# ACR Mags/Tango Down



## 8'Duece (May 20, 2009)

*ARC Mags/Tango Down*

For all the hype around the new SOCOM tested ARC mags from Tango Down I can tell you that mine is a piece of crap !!!

I ordered some more PMAGs and one ARC/Tango Down mag and recieved them today.  Not only will the ACR mag *Not seat into the magwell without a hard tap on a closed bolt, it also will not feed the first round from the mag. *:uhh:

Anyone else have these and what are your experiences ???





> Press Release
> 
> Contact: TangoDown, Tucson AZ
> 
> ...


----------



## P. Beck (May 20, 2009)

Funny you should mention.

We're doing a thing all this week with Larry Vickers and Ken Hackathorn and both of them had both PMAG's and the new Tango Down mags.  I'm using windowed PMAGs and so are some others.
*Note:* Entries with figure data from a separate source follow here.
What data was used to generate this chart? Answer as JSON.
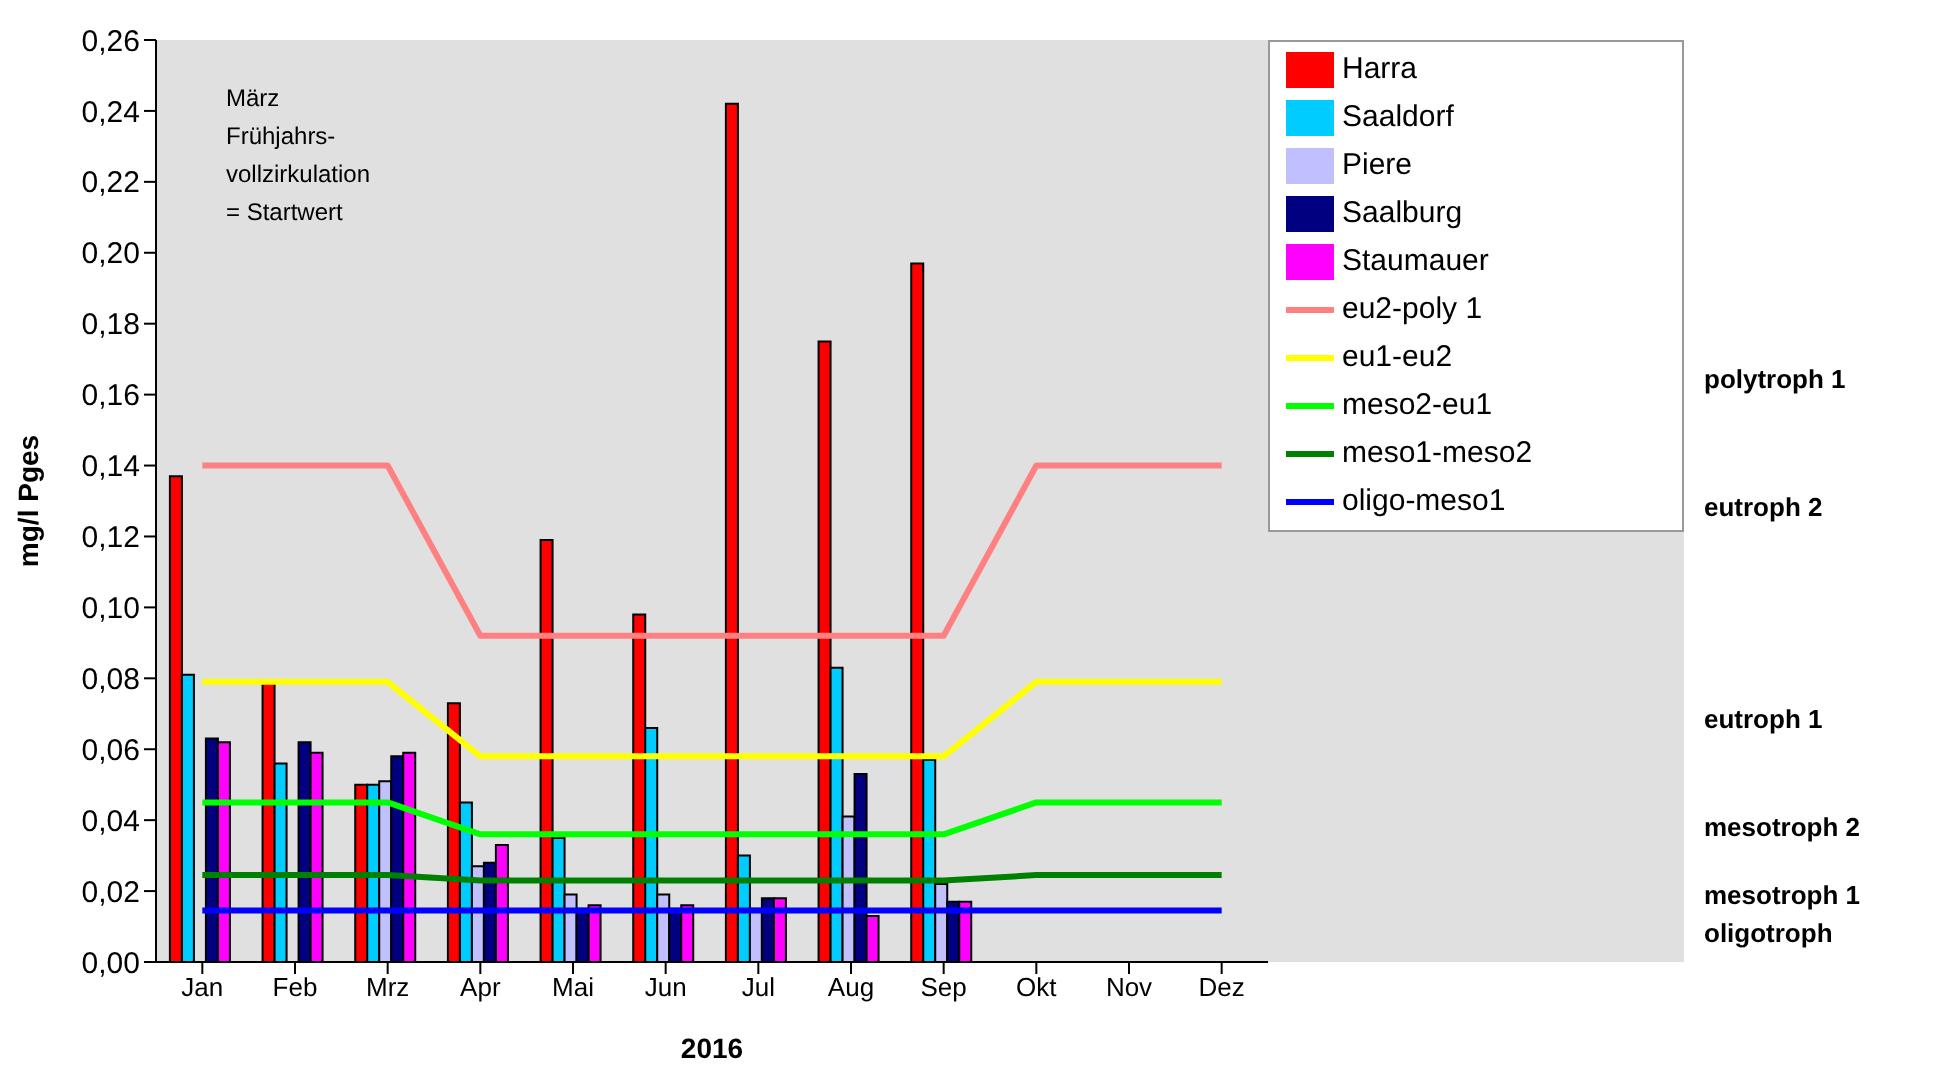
{
  "chart_data": {
    "type": "bar",
    "xlabel": "2016",
    "ylabel": "mg/l Pges",
    "categories": [
      "Jan",
      "Feb",
      "Mrz",
      "Apr",
      "Mai",
      "Jun",
      "Jul",
      "Aug",
      "Sep",
      "Okt",
      "Nov",
      "Dez"
    ],
    "series": [
      {
        "name": "Harra",
        "color": "#ff0000",
        "values": [
          0.137,
          0.079,
          0.05,
          0.073,
          0.119,
          0.098,
          0.242,
          0.175,
          0.197,
          null,
          null,
          null
        ]
      },
      {
        "name": "Saaldorf",
        "color": "#00ccff",
        "values": [
          0.081,
          0.056,
          0.05,
          0.045,
          0.035,
          0.066,
          0.03,
          0.083,
          0.057,
          null,
          null,
          null
        ]
      },
      {
        "name": "Piere",
        "color": "#c0c0ff",
        "values": [
          null,
          null,
          0.051,
          0.027,
          0.019,
          0.019,
          0.015,
          0.041,
          0.022,
          null,
          null,
          null
        ]
      },
      {
        "name": "Saalburg",
        "color": "#000080",
        "values": [
          0.063,
          0.062,
          0.058,
          0.028,
          0.015,
          0.015,
          0.018,
          0.053,
          0.017,
          null,
          null,
          null
        ]
      },
      {
        "name": "Staumauer",
        "color": "#ff00ff",
        "values": [
          0.062,
          0.059,
          0.059,
          0.033,
          0.016,
          0.016,
          0.018,
          0.013,
          0.017,
          null,
          null,
          null
        ]
      },
      {
        "name": "eu2-poly 1",
        "type": "line",
        "color": "#ff8080",
        "values": [
          0.14,
          0.14,
          0.14,
          0.092,
          0.092,
          0.092,
          0.092,
          0.092,
          0.092,
          0.14,
          0.14,
          0.14
        ]
      },
      {
        "name": "eu1-eu2",
        "type": "line",
        "color": "#ffff00",
        "values": [
          0.079,
          0.079,
          0.079,
          0.058,
          0.058,
          0.058,
          0.058,
          0.058,
          0.058,
          0.079,
          0.079,
          0.079
        ]
      },
      {
        "name": "meso2-eu1",
        "type": "line",
        "color": "#00ff00",
        "values": [
          0.045,
          0.045,
          0.045,
          0.036,
          0.036,
          0.036,
          0.036,
          0.036,
          0.036,
          0.045,
          0.045,
          0.045
        ]
      },
      {
        "name": "meso1-meso2",
        "type": "line",
        "color": "#008000",
        "values": [
          0.0245,
          0.0245,
          0.0245,
          0.023,
          0.023,
          0.023,
          0.023,
          0.023,
          0.023,
          0.0245,
          0.0245,
          0.0245
        ]
      },
      {
        "name": "oligo-meso1",
        "type": "line",
        "color": "#0000ff",
        "values": [
          0.0145,
          0.0145,
          0.0145,
          0.0145,
          0.0145,
          0.0145,
          0.0145,
          0.0145,
          0.0145,
          0.0145,
          0.0145,
          0.0145
        ]
      }
    ],
    "ylim": [
      0,
      0.26
    ],
    "yticks": [
      {
        "value": 0,
        "label": "0,00"
      },
      {
        "value": 0.02,
        "label": "0,02"
      },
      {
        "value": 0.04,
        "label": "0,04"
      },
      {
        "value": 0.06,
        "label": "0,06"
      },
      {
        "value": 0.08,
        "label": "0,08"
      },
      {
        "value": 0.1,
        "label": "0,10"
      },
      {
        "value": 0.12,
        "label": "0,12"
      },
      {
        "value": 0.14,
        "label": "0,14"
      },
      {
        "value": 0.16,
        "label": "0,16"
      },
      {
        "value": 0.18,
        "label": "0,18"
      },
      {
        "value": 0.2,
        "label": "0,20"
      },
      {
        "value": 0.22,
        "label": "0,22"
      },
      {
        "value": 0.24,
        "label": "0,24"
      },
      {
        "value": 0.26,
        "label": "0,26"
      }
    ],
    "annotations": [
      "März\nFrühjahrs-\nvollzirkulation\n= Startwert",
      "polytroph 1",
      "eutroph 2",
      "eutroph 1",
      "mesotroph 2",
      "mesotroph 1",
      "oligotroph"
    ],
    "grid": false,
    "legend": "top right",
    "marker": "none",
    "line_style": "solid"
  }
}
The rest is a mixed bag of USGI and HK mags. 

The only failures I've seen in the last couple days were the TD mags.


----------



## 08steeda (May 21, 2009)

PMAG's only here!!! I was looking to by some more synthetic mags and would have bought the ACR's but maybe not now!!!

Anyone see the new PMAG's for 7.62 yet? they are supposed to be due out MID 2009.

Can't find ANY PMAG's in Michigan A-N-Y-W-H-E-R-E!!!!


----------



## 8'Duece (May 21, 2009)

08steeda said:


> PMAG's only here!!! I was looking to by some more synthetic mags and would have bought the ACR's but maybe not now!!!
> 
> Anyone see the new PMAG's for 7.62 yet? they are supposed to be due out MID 2009.
> 
> Can't find ANY PMAG's in Michigan A-N-Y-W-H-E-R-E!!!!



If you want black only PMAGs Bravocompanyusa.com has them in stock right now.  I'd order them today though. :cool:

HERE: $14.95 
http://www.bravocompanyusa.com/Magpul-PMAG-AR15-Magazine-p/magpul pmag 30 black.htm

They also just got a batch of the "Ranger baseplates" for PMAGS also.  They all go pretty quick though. 

Hurry up !!!!


----------



## 08steeda (May 21, 2009)

82ndtrooper said:


> If you want black only PMAGs Bravocompanyusa.com has them in stock right now. I'd order them today though. :cool:
> 
> HERE: $14.95
> http://www.bravocompanyusa.com/Magpul-PMAG-AR15-Magazine-p/magpul%20pmag%2030%20black.htm
> ...


 
Thx - ordering NOW!!!

DOne! ordered 6 PMAG's and 2 packages of ranger plates. Damn they are out of stock on the 7.62 20's!


----------



## 8'Duece (May 21, 2009)

I just now spoke with the QC control person at Tango Down.  He is sending me two mags to T&E and keep.  If they work, then he wants me to send him this particular mag to see what the problem is. 

At least TD is addressing my experience with this mag.  Good on them !


----------



## 08steeda (May 21, 2009)

Good for them!!! Gotta like it when they stand by their products and make it right!!!

Let us know if you like them. Maybe you just got a bum one!


----------



## Florida173 (May 21, 2009)

> We can only ship to the United States and US Territories.
> Bravo Company USA, Inc can not ship out the United States.
> Because of US laws, we can not ship ship to a APO.
> Because of US laws, we can not ship ship to a APO.
> US Military stationed outside the United States, please have your order shipped to your home within the US.



What a load of crap... What if that is not a viable option for me?   I've been trying to get a set 10 of PMAGs since mid last year.


----------



## 8'Duece (May 21, 2009)

Florida173 said:


> What a load of crap... What if that is not a viable option for me?   I've been trying to get a set 10 of PMAGs since mid last year.




Have em sent to me.  I'll T&E for ya then send them out to your APO address. :cool:


----------